Advanced RIC Studies of Diabetic Foot Ulcers: Regulski
Dr. Matthew Regulski, DPM, a principal at Ocean County Foot & Ankle Associates, PC, and Director of the Wound Care Institute of Ocean County, is conducting an ongoing RIC study of diabetic wound patients, sponsored by LifeCuff Technologies, which he started in July 2018. It differs from the Shaked study in three respects and has had even more positive results:
Dosing. RIC therapy 2-3 times per week instead of every 2 weeks with the treatment period extended to 12 weeks for all patients, plus up to 8 additional weeks for unhealed patients.

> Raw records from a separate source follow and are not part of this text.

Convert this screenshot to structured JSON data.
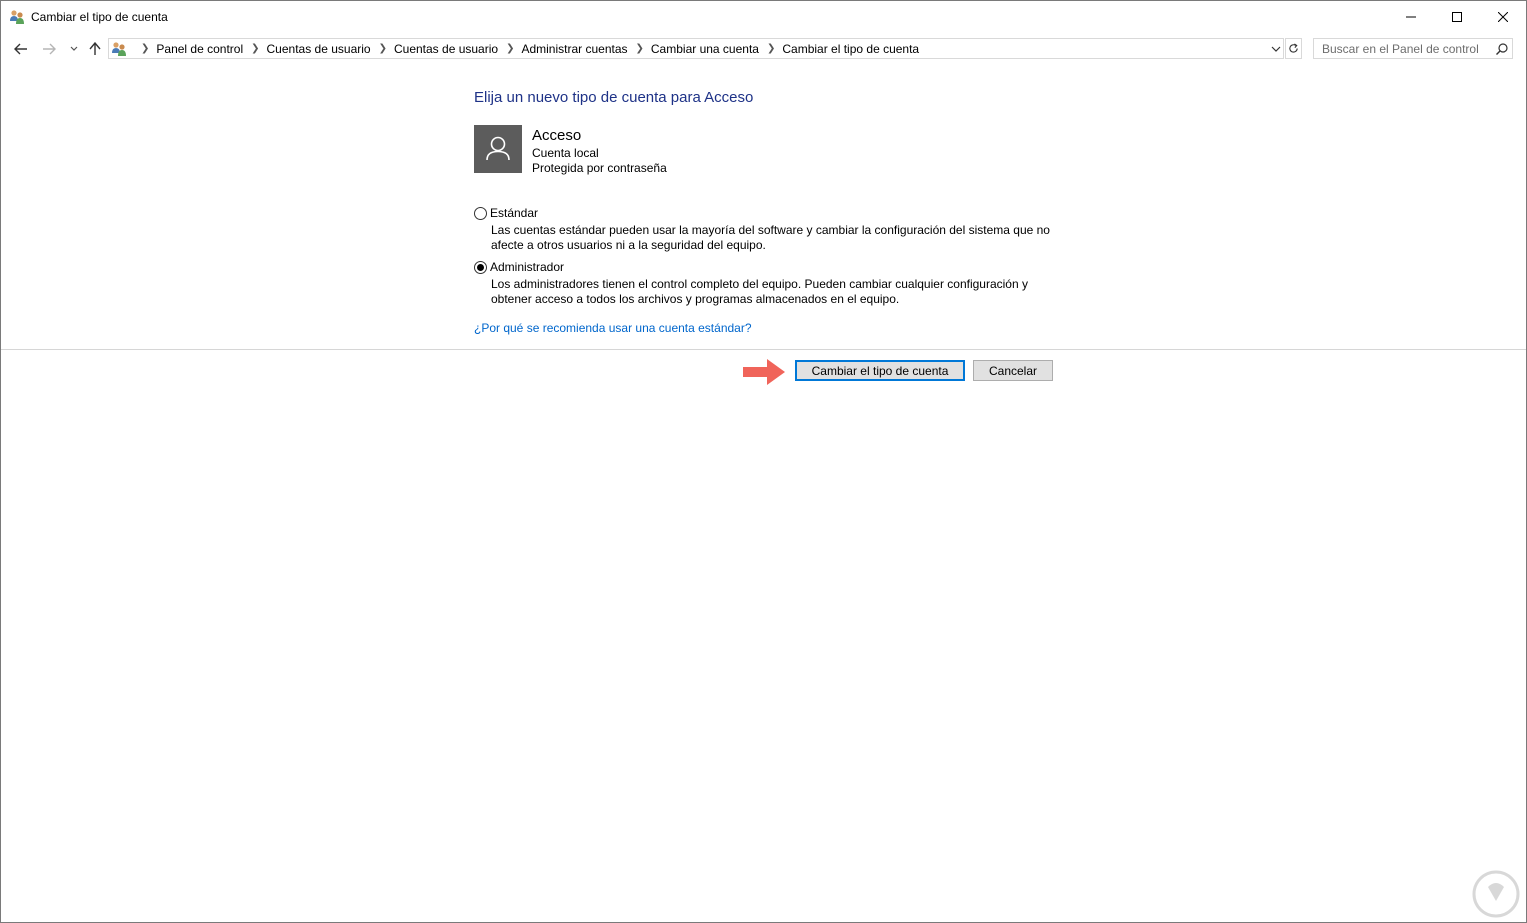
{
  "window": {
    "title": "Cambiar el tipo de cuenta",
    "controls": {
      "minimize": "minimize",
      "maximize": "maximize",
      "close": "close"
    }
  },
  "nav": {
    "breadcrumbs": [
      "Panel de control",
      "Cuentas de usuario",
      "Cuentas de usuario",
      "Administrar cuentas",
      "Cambiar una cuenta",
      "Cambiar el tipo de cuenta"
    ],
    "search_placeholder": "Buscar en el Panel de control"
  },
  "content": {
    "heading": "Elija un nuevo tipo de cuenta para Acceso",
    "account": {
      "name": "Acceso",
      "type": "Cuenta local",
      "protection": "Protegida por contraseña"
    },
    "options": [
      {
        "label": "Estándar",
        "description": "Las cuentas estándar pueden usar la mayoría del software y cambiar la configuración del sistema que no afecte a otros usuarios ni a la seguridad del equipo.",
        "selected": false
      },
      {
        "label": "Administrador",
        "description": "Los administradores tienen el control completo del equipo. Pueden cambiar cualquier configuración y obtener acceso a todos los archivos y programas almacenados en el equipo.",
        "selected": true
      }
    ],
    "help_link": "¿Por qué se recomienda usar una cuenta estándar?"
  },
  "buttons": {
    "change": "Cambiar el tipo de cuenta",
    "cancel": "Cancelar"
  },
  "colors": {
    "heading": "#1e3287",
    "link": "#0066cc",
    "arrow": "#f0645a",
    "primary_border": "#0078d7"
  }
}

Replaced the sham therapy group with a “matched group” of patients with similar overall health and wound sizes from control groups in past DFU studies at Dr. Regulski’s practice, which showed a 25% 12-week healing rate, consistent with broad averages.
Used a LifeCuff Technologies automated device to deliver consistent therapy on each therapy.
Healing Rate. As of September 30, 2019, the Regulski study, which is ongoing, had achieved 79% healing for the 20-week period – 23 of 29 patients who completed the study – and 61% healing for the 12-week period – 17 of 29 patients. In the matched group, the healing rates were 30% for 20 weeks and 25% for 12 weeks.